Walder Nicolas · Nationalrat · 2021-03-03
Walder Nicolas · Nationalrat · Genf · Grüne Fraktion · 2021-03-03
Wortprotokoll
Notre Commission des affaires juridiques a largement refusé, par 13 voix contre 7 et 4 abstentions, de donner suite à l'initiative parlementaire Frehner Sebastian 19.457 reprise par notre collègue Walliser et intitulée "Adapter l'entretien après le divorce au contexte actuel". A l'issue des discussions, les membres de la commission reconnaissent que, même si la situation actuelle peut soulever certaines questions, cette initiative ne propose pas - et de loin - les bonnes réponses.
L'initiative parlementaire vise à modifier l'article 125 du code civil afin de revoir les modalités d'entretien en cas de divorce. S'appuyant sur l'augmentation du nombre de divorces qui touchent aujourd'hui environ 40 pour cent des couples mariés et sur la disparition progressive de la notion de faute dans leur règlement et l'attribution des pensions, l'initiative vise à ce que le droit de l'entretien soit modifié. L'objectif est de permettre aux époux de régler cette question par contrat, ce qui est problématique pour la commission, tant cette proposition fait l'impasse sur les questions d'équité au sein des ménages. Le texte prévoit également, en cas d'absence de convention, une obligation d'entretien de deux ans au plus pour permettre à l'époux au bénéfice de la contribution de se réinsérer professionnellement. Une seule exception est envisagée pour les personnes de plus de 55 ans sortant d'une union d'au moins vingt ans.

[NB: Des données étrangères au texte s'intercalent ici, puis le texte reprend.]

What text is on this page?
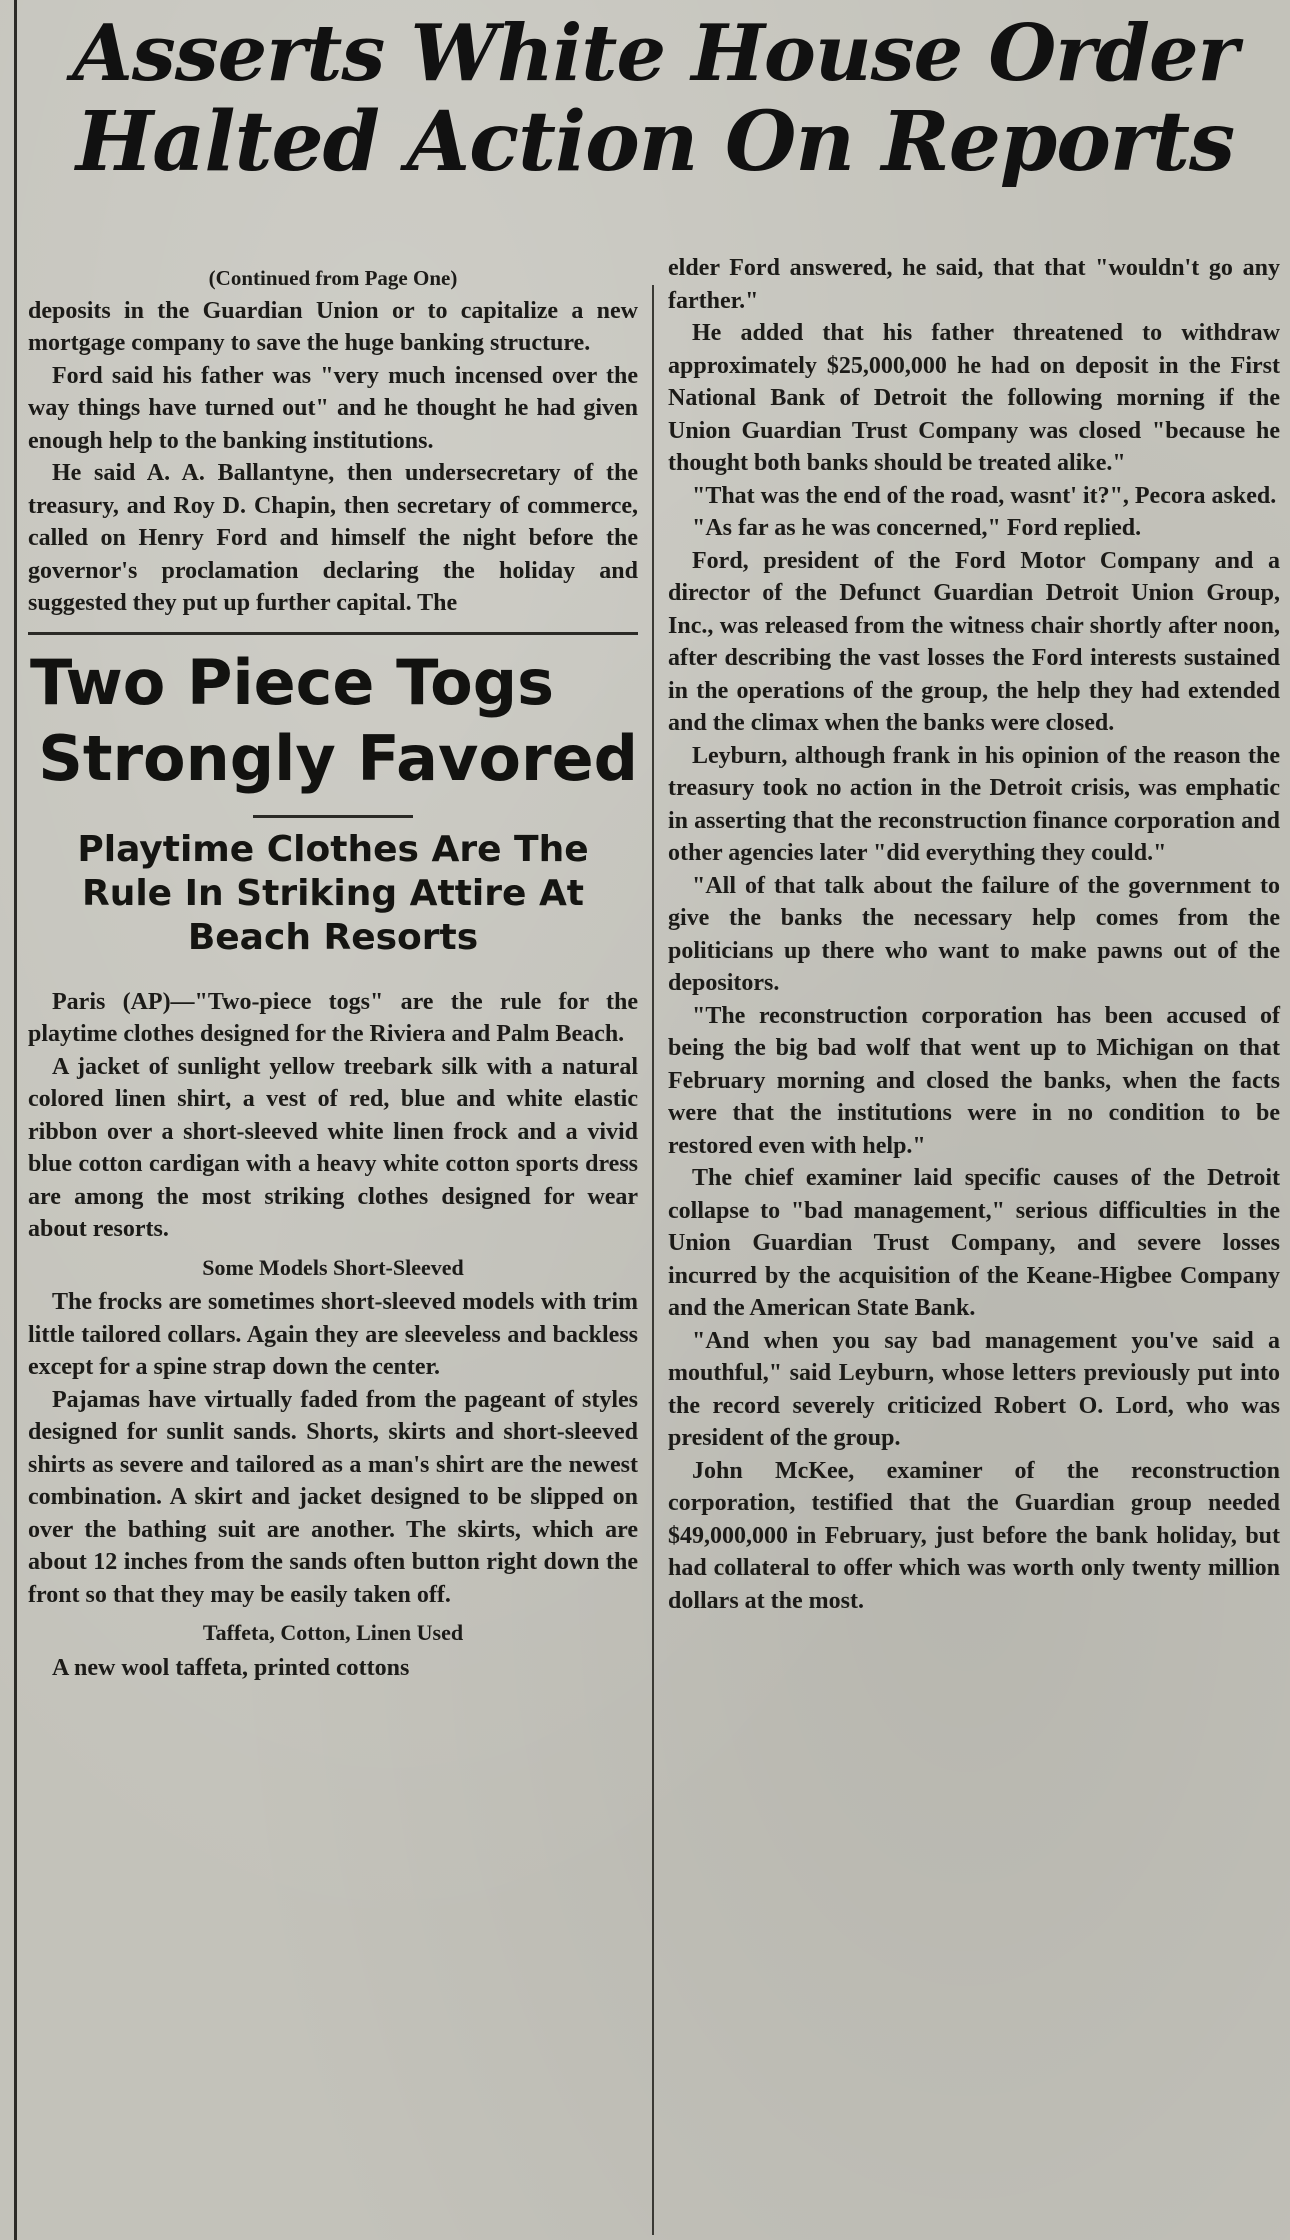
Asserts White House Order
Halted Action On Reports
(Continued from Page One)

deposits in the Guardian Union or to capitalize a new mortgage company to save the huge banking structure.

Ford said his father was "very much incensed over the way things have turned out" and he thought he had given enough help to the banking institutions.

He said A. A. Ballantyne, then undersecretary of the treasury, and Roy D. Chapin, then secretary of commerce, called on Henry Ford and himself the night before the governor's proclamation declaring the holiday and suggested they put up further capital. The

Two Piece Togs
Strongly Favored
Playtime Clothes Are The Rule In Striking Attire At Beach Resorts

Paris (AP)—"Two-piece togs" are the rule for the playtime clothes designed for the Riviera and Palm Beach.

A jacket of sunlight yellow treebark silk with a natural colored linen shirt, a vest of red, blue and white elastic ribbon over a short-sleeved white linen frock and a vivid blue cotton cardigan with a heavy white cotton sports dress are among the most striking clothes designed for wear about resorts.

Some Models Short-Sleeved

The frocks are sometimes short-sleeved models with trim little tailored collars. Again they are sleeveless and backless except for a spine strap down the center.

Pajamas have virtually faded from the pageant of styles designed for sunlit sands. Shorts, skirts and short-sleeved shirts as severe and tailored as a man's shirt are the newest combination. A skirt and jacket designed to be slipped on over the bathing suit are another. The skirts, which are about 12 inches from the sands often button right down the front so that they may be easily taken off.

Taffeta, Cotton, Linen Used

A new wool taffeta, printed cottons

elder Ford answered, he said, that that "wouldn't go any farther."

He added that his father threatened to withdraw approximately $25,000,000 he had on deposit in the First National Bank of Detroit the following morning if the Union Guardian Trust Company was closed "because he thought both banks should be treated alike."

"That was the end of the road, wasnt' it?", Pecora asked.

"As far as he was concerned," Ford replied.

Ford, president of the Ford Motor Company and a director of the Defunct Guardian Detroit Union Group, Inc., was released from the witness chair shortly after noon, after describing the vast losses the Ford interests sustained in the operations of the group, the help they had extended and the climax when the banks were closed.

Leyburn, although frank in his opinion of the reason the treasury took no action in the Detroit crisis, was emphatic in asserting that the reconstruction finance corporation and other agencies later "did everything they could."

"All of that talk about the failure of the government to give the banks the necessary help comes from the politicians up there who want to make pawns out of the depositors.

"The reconstruction corporation has been accused of being the big bad wolf that went up to Michigan on that February morning and closed the banks, when the facts were that the institutions were in no condition to be restored even with help."

The chief examiner laid specific causes of the Detroit collapse to "bad management," serious difficulties in the Union Guardian Trust Company, and severe losses incurred by the acquisition of the Keane-Higbee Company and the American State Bank.

"And when you say bad management you've said a mouthful," said Leyburn, whose letters previously put into the record severely criticized Robert O. Lord, who was president of the group.

John McKee, examiner of the reconstruction corporation, testified that the Guardian group needed $49,000,000 in February, just before the bank holiday, but had collateral to offer which was worth only twenty million dollars at the most.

Pour la majorité de la commission, le remède proposé serait bien pire que le mal, car en voulant lier la pension alimentaire du conjoint ou de la conjointe à un accord entre époux, cette initiative fait dangereusement l'impasse sur les réalités sociétales, les inégalités et les rapports de pouvoir qui existent au sein de tous les couples dans notre pays. La situation des conjoints tant au moment de la conclusion du contrat que tout au long du mariage évolue, et les rapports de pouvoir ne sont pas forcément équilibrés. Il peut arriver qu'une personne, pour des raisons personnelles ou simplement parce que son statut ne lui permet pas de faire valoir tous ses droits, se soumette à un contrat défavorable ou renonce à une convention qui la préserverait contre les risques inhérents à un divorce futur. Ce texte ne tient pas non plus compte de l'investissement d'une personne non pas dans sa carrière, mais en faveur du couple lui-même. Aujourd'hui encore, ce sont les femmes qui assument la plupart des tâches domestiques, tandis que 60 pour cent d'entre elles travaillent à temps partiel.
Dans la majorité des cas, lorsqu'une personne n'a pas d'activité professionnelle dans un couple, il s'agit de la femme. Cela conduit à une exclusion du marché du travail qui, même avec une formation élevée, rend difficile un retour en emploi dans de bonnes conditions. Alors qu'un des deux époux profite de faire fructifier sa carrière durant le mariage, l'autre interrompt souvent son activité professionnelle pour s'occuper en priorité du ménage et des enfants.
Pour la majorité de la commission, le fait que l'un des deux époux s'investisse dans le ménage, ainsi que le risque qu'il ou elle a pris, doit être assumé par les deux parties, et ce sur le long terme. De plus les enfants pourraient être touchés, car si ces derniers vont vivre avec l'une des parties qui se retrouve, à cause de ce contrat de divorce, sans moyens de subsistance suffisants et est dès lors obligée de travailler plus que de raison, leur vie en sera largement affectée.
Enfin, l'initiative prévoit que la contribution d'entretien s'arrête automatiquement au plus tard à l'âge de la retraite, et ce pour autant que le mariage ait duré vingt ans et que l'époux soit âgé de 55 ans révolus. A l'âge de la retraite, la personne divorcée pourrait donc se retrouver avec pour tout revenu une rente AVS très partielle, ce qui serait largement insuffisant et très injuste. Au final, il reviendrait à l'Etat de compléter le revenu de cette personne.
Pour toutes ces raisons, la Commission des affaires juridiques a estimé qu'il n'était pas souhaitable de soutenir cette initiative parlementaire qui conduirait potentiellement à des drames humains.
Par 13 voix contre 7 et 4 abstentions, elle vous propose de ne pas y donner suite.